In Luke 10 we see that where hospitality is, God is. The disciples were called to enter a town and see who would show them hospitality. This would be a sign that God was at work and that the disciples were called to stay there. Where there was no hospitality that is where God’s judgment was – a judgment worse than Sodom. In fact, commentators argue that the main sin of Sodom was inhospitality. Ezekiel 16:49 says “‘Now this was the sin of your sister Sodom: She and her daughters were arrogant, overfed and unconcerned; they did not help the poor and needy.” I believe God was working in Indigenous peoples when the first colonists came to Canada, however, the colonists failed to stay like sheep. As they gained power, they became arrogant, overfed, and unconcerned; they failed to help the vulnerable. In fact, they oppressed them even more. If we continue down this path, our fate will be worse than that of Sodom.

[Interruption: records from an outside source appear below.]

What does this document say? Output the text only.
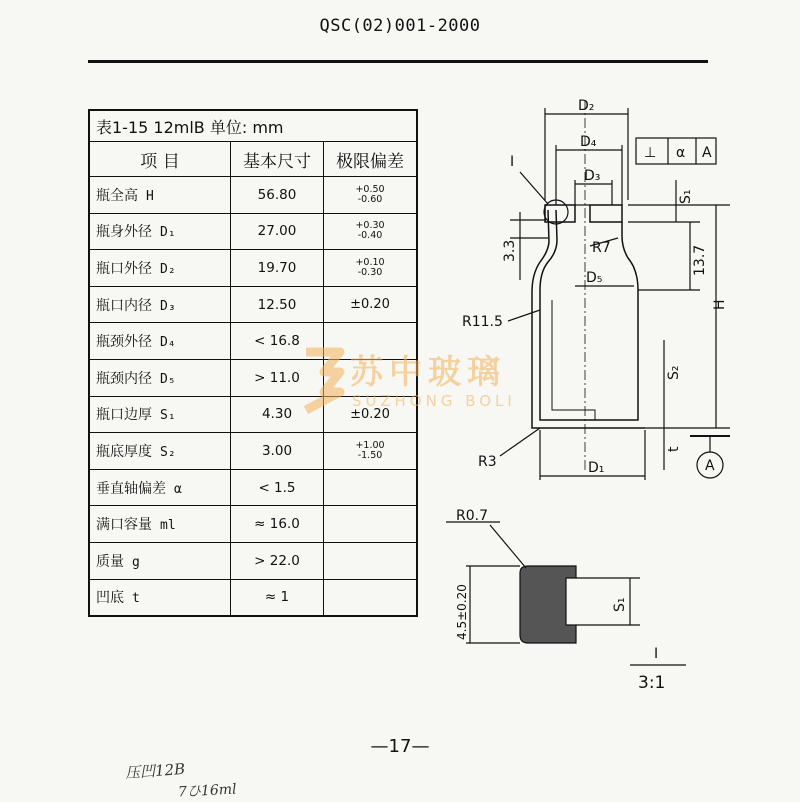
QSC(02)001-2000
表1-15 12mlB 单位: mm		
项 目	基本尺寸	极限偏差
瓶全高 H	56.80	+0.50
-0.60

瓶身外径 D₁	27.00	+0.30
-0.40

瓶口外径 D₂	19.70	+0.10
-0.30

瓶口内径 D₃	12.50	±0.20
瓶颈外径 D₄	< 16.8	
瓶颈内径 D₅	> 11.0	
瓶口边厚 S₁	4.30	±0.20
瓶底厚度 S₂	3.00	+1.00
-1.50

垂直轴偏差 α	< 1.5	
满口容量 ml	≈ 16.0	
质量 g	> 22.0	
凹底 t	≈ 1	
苏中玻璃
SUZHONG BOLI
D₂
D₄
D₃
I
R7
D₅
R11.5
R3	D₁
H
13.7
3.3
S₁
S₂
t
A
⊥ α A
R0.7
4.5±0.20	S₁
I
3:1
—17—
压凹12B
7ひ16ml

The reality is that we cannot be sheep on our own. Sin causes our hearts to be more like a wolf than a lamb no matter how hard we try. In this way, we are just as unclean as the colonists who came to Canada. The good news, our only hope, is that Jesus died and rose from the dead. Through Jesus’ sacrifice, we are forgiven of our sins against God and our neighbours. Also our old selves, that violent wolf, was crucified with Christ. That wolf inside us is wriggling dead. What's more, because Jesus rose from the dead, his life as the Lamb of God rises up inside us. God himself, through the Holy Spirit is transforming us into his sheep. We are new creation. As we go with Jesus into the world, he is transforming us to be his sheep – to be like him – people who vulnerably trust in God and are submissive to the shepherd. Because of this good news, Jesus ought to be our focus this Thanksgiving season.

After looking into the history of Thanksgiving in Canada, I despaired. Then the words of my Indigenous Friend, Parry Stelter, nudged me towards hope this season. He wrote “Jesus is my focus as I think about the true reason for Thanksgiving Day. I am thankful for Jesus, family, friends, the church, all my fellow Indigenous people, and how one day all this pain and unresolved trauma will be erased forever, when all who follow Jesus will reach heaven” Though the church has failed to be like lambs and we still stumble along, Jesus is our hope. He heals, sends, restores and empowers us to be like his sheep.